Ramai-Ramai Biayai Energi Kotor
Menjalankan PLTU Indramayu tak cukup dengan bahan batubara maupun biomassa. Upaya lain yang juga penting yakni pembiayaan untuk menunjang proses pembangunan hingga aktivasi sampai dapat mengaliri energi listrik ke rumah-rumah. Pada PLTU Indramayu, tiga unit pertama berkapasitas 3 x 330 MW disuntik melalui pinjaman Amerika Serikat dan China Development Bank.
Kajian Responsibank terkait pembiayaan PLTU di Indonesia mengungkap bahwa pembangunan PLTU Indramayu dilakukan oleh perusahaan China yakni China National Electric Engineering Company (CNEEC) dan China National Machinery Industry Corporation (Sinomach). Dalam laman resmi Sinomach yang dipublikasi pada 21 Oktober 2011 lalu. Sinomach menyampaikan bahwa pembangkit di Indramayu merupakan proyek Engineering Procurement Construction (EPC) yang dikontrak oleh CNEEC dengan total kontrak sebesar USD 860 juta.
”Proyek tersebut merupakan yang terbesar dalam hal total kapasitas terpasang paket proyek pembangkit listrik yang disetujui oleh pemerintah Indonesia,” tulis Sinomach.
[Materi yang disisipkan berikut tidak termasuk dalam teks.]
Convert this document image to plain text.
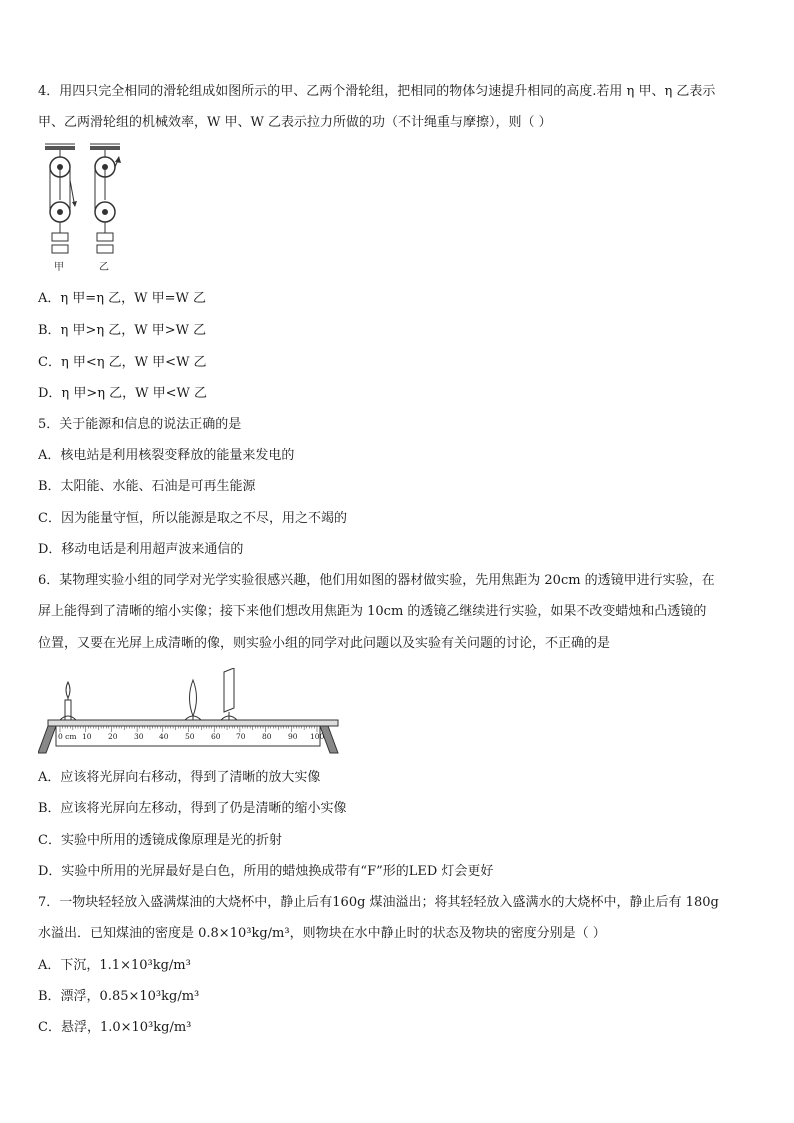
4．用四只完全相同的滑轮组成如图所示的甲、乙两个滑轮组，把相同的物体匀速提升相同的高度.若用 η 甲、η 乙表示
甲、乙两滑轮组的机械效率，W 甲、W 乙表示拉力所做的功（不计绳重与摩擦），则（ ）
甲	乙
A．η 甲=η 乙，W 甲=W 乙
B．η 甲>η 乙，W 甲>W 乙
C．η 甲<η 乙，W 甲<W 乙
D．η 甲>η 乙，W 甲<W 乙
5．关于能源和信息的说法正确的是
A．核电站是利用核裂变释放的能量来发电的
B．太阳能、水能、石油是可再生能源
C．因为能量守恒，所以能源是取之不尽，用之不竭的
D．移动电话是利用超声波来通信的
6．某物理实验小组的同学对光学实验很感兴趣，他们用如图的器材做实验，先用焦距为 20cm 的透镜甲进行实验，在
屏上能得到了清晰的缩小实像；接下来他们想改用焦距为 10cm 的透镜乙继续进行实验，如果不改变蜡烛和凸透镜的
位置，又要在光屏上成清晰的像，则实验小组的同学对此问题以及实验有关问题的讨论，不正确的是
0 cm 10 20 30 40 50 60 70 80 90 100
A．应该将光屏向右移动，得到了清晰的放大实像
B．应该将光屏向左移动，得到了仍是清晰的缩小实像
C．实验中所用的透镜成像原理是光的折射
D．实验中所用的光屏最好是白色，所用的蜡烛换成带有“F”形的LED 灯会更好
7．一物块轻轻放入盛满煤油的大烧杯中，静止后有160g 煤油溢出；将其轻轻放入盛满水的大烧杯中，静止后有 180g
水溢出．已知煤油的密度是 0.8×10³kg/m³，则物块在水中静止时的状态及物块的密度分别是（ ）
A．下沉，1.1×10³kg/m³
B．漂浮，0.85×10³kg/m³
C．悬浮，1.0×10³kg/m³
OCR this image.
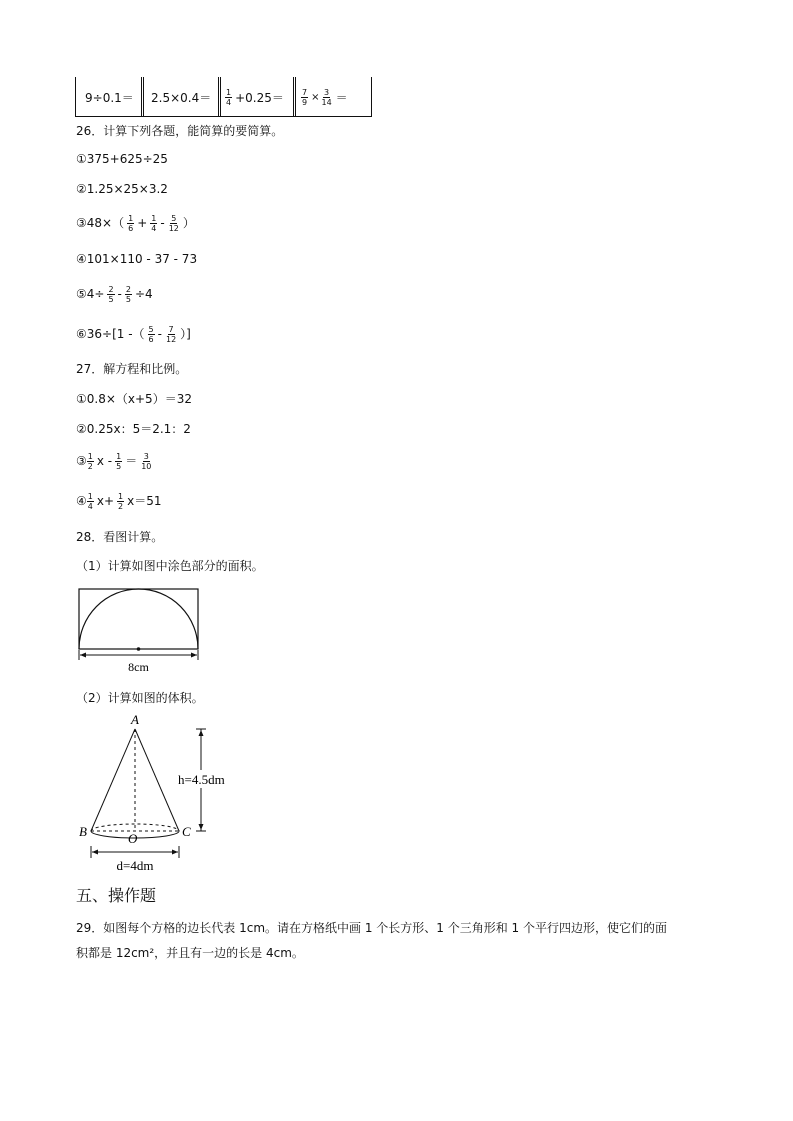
$9\div 0.1= 2.5\times 0.4= \frac{1}{4} +0.25= \frac{7}{9} \times \frac{3}{14}$ ＝
26．计算下列各题，能简算的要简算。
①375+625÷25
②1.25×25×3.2
③48×（ $\frac{1}{6} + \frac{1}{4} - \frac{5}{12}$ ）
④101×110 - 37 - 73
⑤4÷ $\frac{2}{5} - \frac{2}{5} \div 4$
⑥36÷[1 -（ $\frac{5}{6} - \frac{7}{12}$ ）]
27．解方程和比例。
①0.8×（x+5）＝32
②0.25x：5＝2.1：2
③ $\frac{1}{2}$ $x - \frac{1}{5} = \frac{3}{10}$
④ $\frac{1}{4} x+ \frac{1}{2} x=51$
28．看图计算。
（1）计算如图中涂色部分的面积。
8cm
（2）计算如图的体积。
A
B	C
O
h=4.5dm
d=4dm
五、操作题
29．如图每个方格的边长代表 1cm。请在方格纸中画 1 个长方形、1 个三角形和 1 个平行四边形，使它们的面
积都是 12cm²，并且有一边的长是 4cm。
Pendanaan tersebut juga tak lepas dari perbankan. Peneliti Responsibank, Dwi Rahayu Ningrum, menyatakan ada 10 kreditur utama pembiayaan PLTU Indramayu, yang terbesar yakni Bank Rakyat indonesia dengan pinjaman 9.633 juta dolar Amerika dan Bank Mandiri sebesar 4.031 juta dollar Amerika. ”Padahal dalam beberapa forum BRI dan Mandiri punya komitmen pembiayaan energi bersih. Meskipun kami tidak menemukan dari laporan terkait komitmen tertulis mereka,” kata Dwi, Senin, 6 Februari 2023.
Dalam kajian lebih lanjut, kata Dwi, ternyata bank-bank di Indonesia, termasuk BRI dan Mandiri dalam kurun waktu 2016-2022 pembiayaan untuk energi bersih masih kecil. Kondisi itu, menurut Dwi, sulit untuk mewujudkan komitmen pemerintah menurunkan emisi 29 persen pada 2030. ”Padahal dibutuhkan akselerasi. Perbankan punya krusial agar target tersebut tercapai. Harusnya ada progres (pembiayaan) untuk mencapai target tersebut,” ungkapnya.
Dari hal itu, perempuan yang bekerja di Prakarsa ini menekankan peran perbankan untuk melakukan monitoring dalam memberikan memberikan pinjaman terhadap PLTU. Ketika dirasa menimbulkan masalah lingkungan, sosial, dan perekonomian warga terdampak sulit tumbuh, maka pihak bank harus evaluasi pembiayaan yang diberikan. ” Dengan dampak lingkungan sosial di Indramayu harusnya ada langkah managing emisinya agar tidak melebihi batas emisi karbon dioksida,” ujarnya.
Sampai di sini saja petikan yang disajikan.